If you read one thing today this is it, “The Women’s Crusade.” No, it’s not about U.S. health care reform. It’s about something even more important, which is close to blasphemy to say these days but it’s true, because it’s about saving the world.
…Yet if the injustices that women in poor countries suffer are of paramount importance, in an economic and geopolitical sense the opportunity they represent is even greater. “Women hold up half the sky,” in the words of a Chinese saying, yet that’s mostly an aspiration: in a large slice of the world, girls are uneducated and women marginalized, and it’s not an accident that those same countries are disproportionately mired in poverty and riven by fundamentalism and chaos. There’s a growing recognition among everyone from the World Bank to the U.S. military’s Joint Chiefs of Staff to aid organizations like CARE that focusing on women and girls is the most effective way to fight global poverty and extremism. That’s why foreign aid is increasingly directed to women. The world is awakening to a powerful truth: Women and girls aren’t the problem; they’re the solution.

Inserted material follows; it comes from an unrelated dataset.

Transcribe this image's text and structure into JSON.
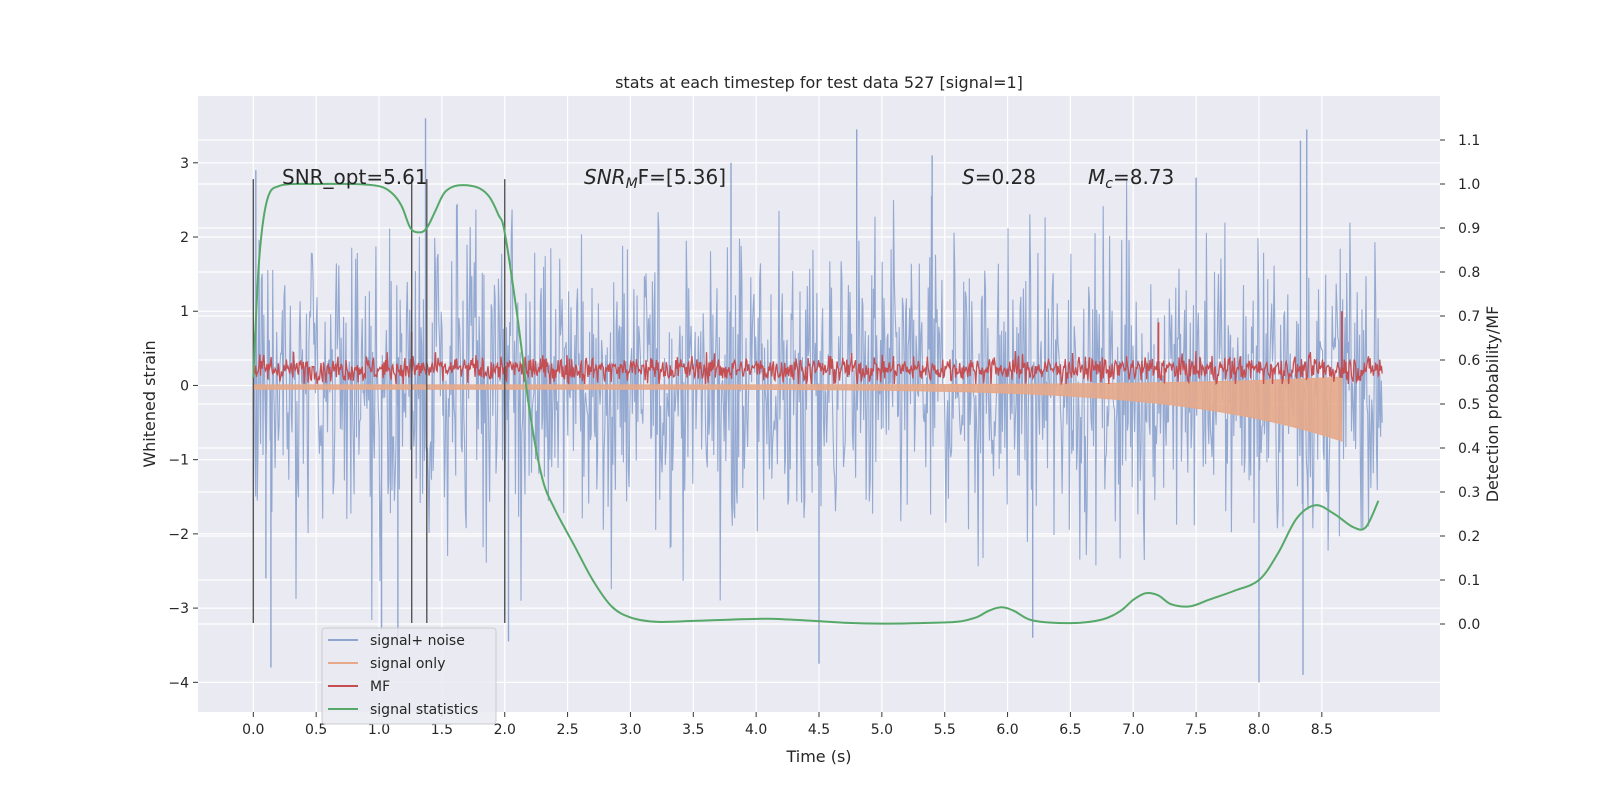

And if you haven’t read the interview with Sect. Clinton, take time to, but only after you’ve read the first article above.
And if you haven’t read this article, read that too, but only after you’ve read the first article above.
But by all means read this article, if you haven’t already, about the only female leader on the continent of Africa, President Ellen Johnson Sirleaf. But again, only after you’ve read the first article at the top.
Why do you think we’ve never had a female president in the United States?
I have to ask you that question. You’ve got to vote for her.
All of this in The New York Times Magazine today. Take a day off to see what’s happening around the world. It’s important.
On a different note and as an extra task, count how many women you see today on the Sunday shows. Not just on panels, but as headline guests. Experts being asked their opinion on politics and policy. One good development is that Christiane Amanpour will soon anchor her own Sunday show, which will air after GPS with Fareed Zakaria. That’s something, especially on Sunday.